I understand how to use the doc-to-doc comparison feature. However, I would like to understand in each cases this is actually useful…
If I upload a manuscript after its submission and then I return it to the author to fix some issues (missing references, etc) and the author return it to me, would that be the case? Comparing the 1st to the 2nd version?
Or would it be if I have more than one submitted manuscripts that the subject looks too similar?
I have asked Kathleen Luschek, our member support specialist who specializes in Similarity Check, to help me with this one, as she has more experience with and knows SimCheck better than me. She’s gathering answers for you.

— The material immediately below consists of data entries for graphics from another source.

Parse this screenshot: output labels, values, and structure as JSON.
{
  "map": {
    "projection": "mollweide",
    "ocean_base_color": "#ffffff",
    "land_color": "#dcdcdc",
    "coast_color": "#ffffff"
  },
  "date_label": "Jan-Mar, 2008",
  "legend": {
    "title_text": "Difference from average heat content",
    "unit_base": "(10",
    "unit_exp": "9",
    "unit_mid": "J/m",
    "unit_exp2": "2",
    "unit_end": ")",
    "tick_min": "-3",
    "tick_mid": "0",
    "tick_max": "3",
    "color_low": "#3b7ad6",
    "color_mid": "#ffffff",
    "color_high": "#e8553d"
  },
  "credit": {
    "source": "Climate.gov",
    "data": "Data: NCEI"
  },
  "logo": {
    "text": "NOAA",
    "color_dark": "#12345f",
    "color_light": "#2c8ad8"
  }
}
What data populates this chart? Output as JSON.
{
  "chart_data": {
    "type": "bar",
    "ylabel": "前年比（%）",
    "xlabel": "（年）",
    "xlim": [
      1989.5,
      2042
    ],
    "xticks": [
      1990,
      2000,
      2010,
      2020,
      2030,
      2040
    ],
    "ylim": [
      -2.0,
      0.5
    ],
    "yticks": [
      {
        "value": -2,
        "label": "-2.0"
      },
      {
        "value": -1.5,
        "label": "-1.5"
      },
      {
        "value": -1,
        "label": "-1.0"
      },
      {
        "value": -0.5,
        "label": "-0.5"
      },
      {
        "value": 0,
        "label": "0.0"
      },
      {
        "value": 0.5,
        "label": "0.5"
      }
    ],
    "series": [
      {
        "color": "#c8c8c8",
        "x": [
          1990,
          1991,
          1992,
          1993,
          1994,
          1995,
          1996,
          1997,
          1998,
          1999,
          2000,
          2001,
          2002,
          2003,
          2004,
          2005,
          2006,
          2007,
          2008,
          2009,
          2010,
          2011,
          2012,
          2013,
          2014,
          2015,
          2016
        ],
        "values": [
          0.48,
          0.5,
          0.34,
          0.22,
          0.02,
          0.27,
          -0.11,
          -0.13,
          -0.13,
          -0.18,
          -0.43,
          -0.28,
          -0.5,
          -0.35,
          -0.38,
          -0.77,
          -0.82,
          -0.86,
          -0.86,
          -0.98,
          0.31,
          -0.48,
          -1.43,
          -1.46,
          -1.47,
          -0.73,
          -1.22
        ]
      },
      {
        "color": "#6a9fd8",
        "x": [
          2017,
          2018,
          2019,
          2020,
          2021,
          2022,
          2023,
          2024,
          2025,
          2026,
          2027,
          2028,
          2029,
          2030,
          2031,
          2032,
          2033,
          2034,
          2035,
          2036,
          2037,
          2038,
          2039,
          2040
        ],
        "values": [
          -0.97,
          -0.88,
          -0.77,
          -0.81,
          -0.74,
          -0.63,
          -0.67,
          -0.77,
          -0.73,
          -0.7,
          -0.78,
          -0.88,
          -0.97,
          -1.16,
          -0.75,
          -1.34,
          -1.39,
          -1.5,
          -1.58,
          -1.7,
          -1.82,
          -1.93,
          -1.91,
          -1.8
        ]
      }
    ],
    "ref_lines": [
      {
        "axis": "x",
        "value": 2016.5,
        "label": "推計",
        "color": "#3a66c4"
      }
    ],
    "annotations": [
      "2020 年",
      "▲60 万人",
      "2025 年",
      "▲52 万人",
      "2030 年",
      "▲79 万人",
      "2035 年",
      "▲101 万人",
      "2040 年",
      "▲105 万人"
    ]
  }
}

Thanks for your question! The Doc-to-Doc Comparison tool was added to the Similarity Check service at the request of our users a few years ago. As you mention, it’s a way to compare one document against, up to five, others. Obviously, you could use this in both ways that you mention (comparing against versions of itself or against other docs that seem to have a similar subject), but I think the main reason our users were so interested in this feature is that it provides a way to compare a document against another document (or 5), without those other documents having to have been indexed by Turnitin or included in their database.
I would venture to guess that users find it the most useful when they have several manuscripts submitted at once on a particular subject. This feature allows you to compare them early on in the submission process, before DOIs are even registered and before they are published. The advantage is that you are comparing private documents at this stage.
If you do use this to compare versions of the same paper in order to see changes, do remember that this does count as a single document submission, so it will count towards your total of per-document checking fees.
I hope that helps answer your question! Please let me know if there’s anything else I can help with.
Is there any standard guideline for the similarity check and count of similarity? Which text should be excluded from the report and which not? There should be some universal guideline to avoid confusion and misunderstanding among editors regarding similarity text and percentage.
Sometime do not able to exclude bibliography from the result, I think it may be due to some problem but I don’t know it.
I will try to contribute to your questions. I am a researcher at Research Integrity, I have been asked these questions.
There is no guideline, it is a textual similarity check. Exclusion of text from the report is at the discretion of the Editor and his knowledge of the area. Each area of knowledge has different definitions of similarity and its percentages. eg.: a description of a methodology or protocol will always be very similar; the description of a plant, animal or chemical compound is similar too. Publishers who have to identify within their area and experience what the similarity is, but don’t stick to levels / numbers much until they gain experience. Except in very high porcentage.
Excluding the bibliography is an option, but not only to diminish similarity, because comparing bibliography is also a way of identifying errors or intentional changes, but they are very rare cases. But it´s an option.
The Similarity Check has twice viewing modes. One to document view the article with figures, images, and has one specific for plain text.